The graphic demonstration can be seen on wiki.

the compromised test

Since $\alpha$ and $\beta$ are counter-parts, we usually can't minimize them simultaneously. So we have a compromise that the type I error (significance level) of the test statistic has an up limit $\alpha_{0}$ while the power $1 - \beta_{0}$ is maximized.

In order to find such a test statistic, we consider a set of the rejection probability functions $\phi(x)$ represents the probability of rejecting the null hypothesis $H_{0}$ given the data $x$,

\[ \phi(x) = \begin{cases} 1, \ & x \in \mathcal{R} \\ 0, \ & x \in \mathcal{\bar{R}} \end{cases} \] Thus type I error can be interpreted as the expectation of $\phi(x)$ under the null hypothesis $H_{0}$ and power as the expectation of $\phi(x)$ under the alternative hypothesis $H_{1}$,

\[ \begin{aligned} \alpha &= E_{H_{0}} [ \phi(x) ] = \int_{\mathcal{R}} f(x|H_{0}) \ dx \\ 1 - \beta &= E_{H_{1}} [ \phi(x) ] = \int_{\mathcal{R}} f(x|H_{1}) \ dx \end{aligned} \]

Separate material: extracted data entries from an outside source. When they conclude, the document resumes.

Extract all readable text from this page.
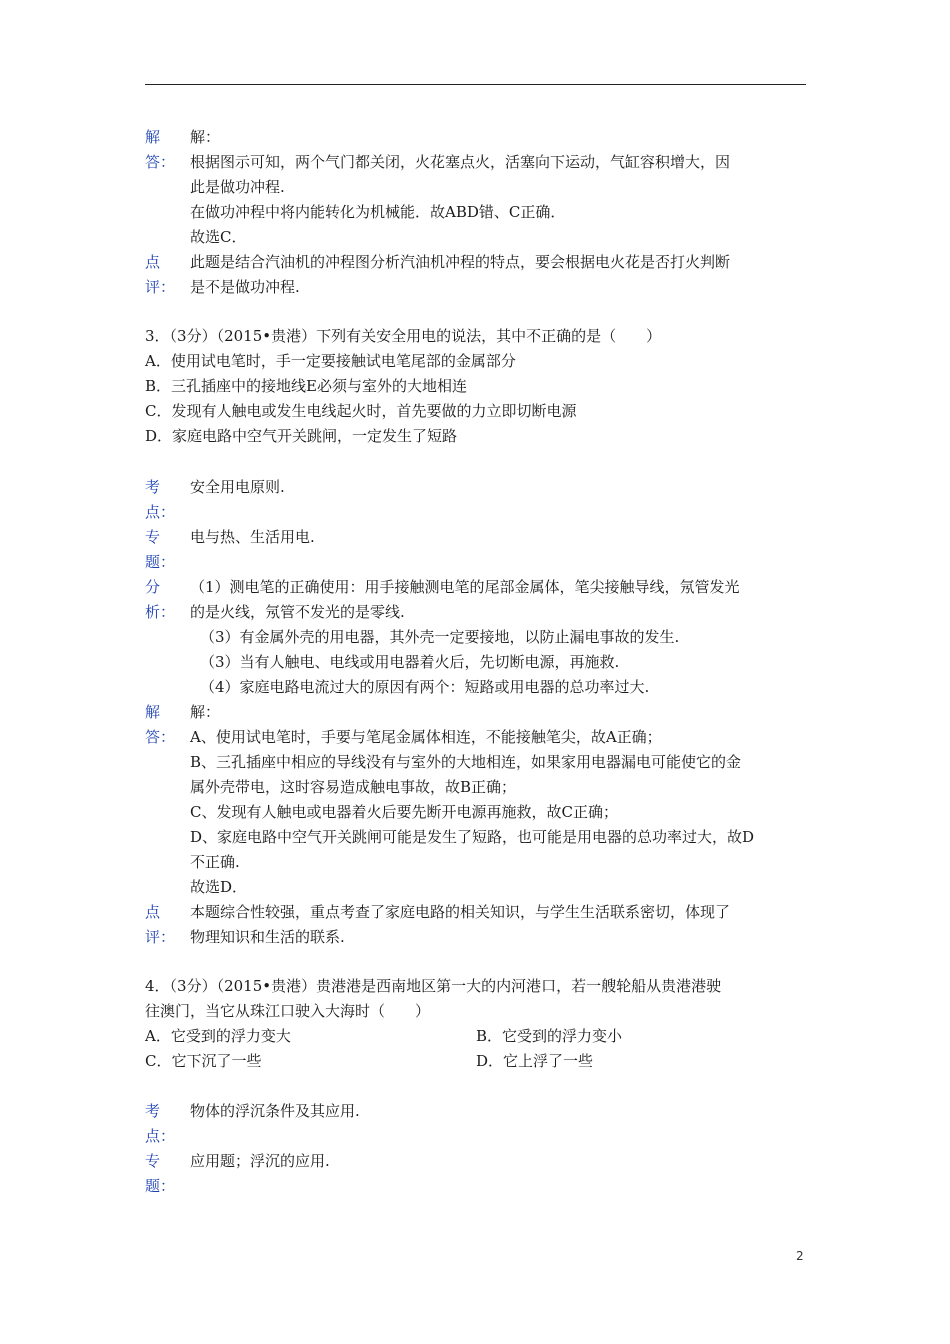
解
答：
解：
根据图示可知，两个气门都关闭，火花塞点火，活塞向下运动，气缸容积增大，因
此是做功冲程.
在做功冲程中将内能转化为机械能．故ABD错、C正确．
故选C．
点
评：
此题是结合汽油机的冲程图分析汽油机冲程的特点，要会根据电火花是否打火判断
是不是做功冲程.
3．（3分）（2015•贵港）下列有关安全用电的说法，其中不正确的是（　　）
A．使用试电笔时，手一定要接触试电笔尾部的金属部分
B．三孔插座中的接地线E必须与室外的大地相连
C．发现有人触电或发生电线起火时，首先要做的力立即切断电源
D．家庭电路中空气开关跳闸，一定发生了短路
考
点：
安全用电原则.
专
题：
电与热、生活用电.
分
析：
（1）测电笔的正确使用：用手接触测电笔的尾部金属体，笔尖接触导线，氖管发光
的是火线，氖管不发光的是零线.
（3）有金属外壳的用电器，其外壳一定要接地，以防止漏电事故的发生.
（3）当有人触电、电线或用电器着火后，先切断电源，再施救.
（4）家庭电路电流过大的原因有两个：短路或用电器的总功率过大.
解
答：
解：
A、使用试电笔时，手要与笔尾金属体相连，不能接触笔尖，故A正确；
B、三孔插座中相应的导线没有与室外的大地相连，如果家用电器漏电可能使它的金
属外壳带电，这时容易造成触电事故，故B正确；
C、发现有人触电或电器着火后要先断开电源再施救，故C正确；
D、家庭电路中空气开关跳闸可能是发生了短路，也可能是用电器的总功率过大，故D
不正确.
故选D．
点
评：
本题综合性较强，重点考查了家庭电路的相关知识，与学生生活联系密切，体现了
物理知识和生活的联系.
4．（3分）（2015•贵港）贵港港是西南地区第一大的内河港口，若一艘轮船从贵港港驶
往澳门，当它从珠江口驶入大海时（　　）
A．它受到的浮力变大	B．它受到的浮力变小
C．它下沉了一些	D．它上浮了一些
考
点：
物体的浮沉条件及其应用.
专
题：
应用题；浮沉的应用.
2
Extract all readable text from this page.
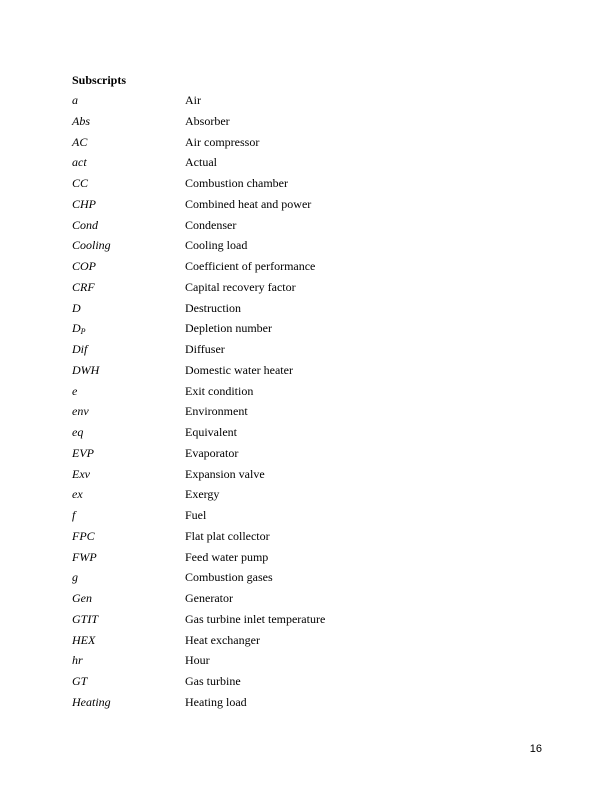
Subscripts

a	Air
Abs	Absorber
AC	Air compressor
act	Actual
CC	Combustion chamber
CHP	Combined heat and power
Cond	Condenser
Cooling	Cooling load
COP	Coefficient of performance
CRF	Capital recovery factor
D	Destruction
$D_P$	Depletion number
Dif	Diffuser
DWH	Domestic water heater
e	Exit condition
env	Environment
eq	Equivalent
EVP	Evaporator
Exv	Expansion valve
ex	Exergy
f	Fuel
FPC	Flat plat collector
FWP	Feed water pump
g	Combustion gases
Gen	Generator
GTIT	Gas turbine inlet temperature
HEX	Heat exchanger
hr	Hour
GT	Gas turbine
Heating	Heating load
16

Different test statistic functions $\lambda(x)$ may have different rejection region $\mathcal{R}$, hence defining level and power of the test. Then the question is to find a suitable rejection region $\mathcal{R}$ where $x$ satisfy,

\[ \begin{aligned} \text{maximize } &\int_{\mathcal{R}} f(x | H_{1}) \ dx = 1 - \beta_{0} \\ \text{ s.t. } &\int_{\mathcal{R}} f(x | H_{0}) \ dx \leq \alpha_{0} \end{aligned} \]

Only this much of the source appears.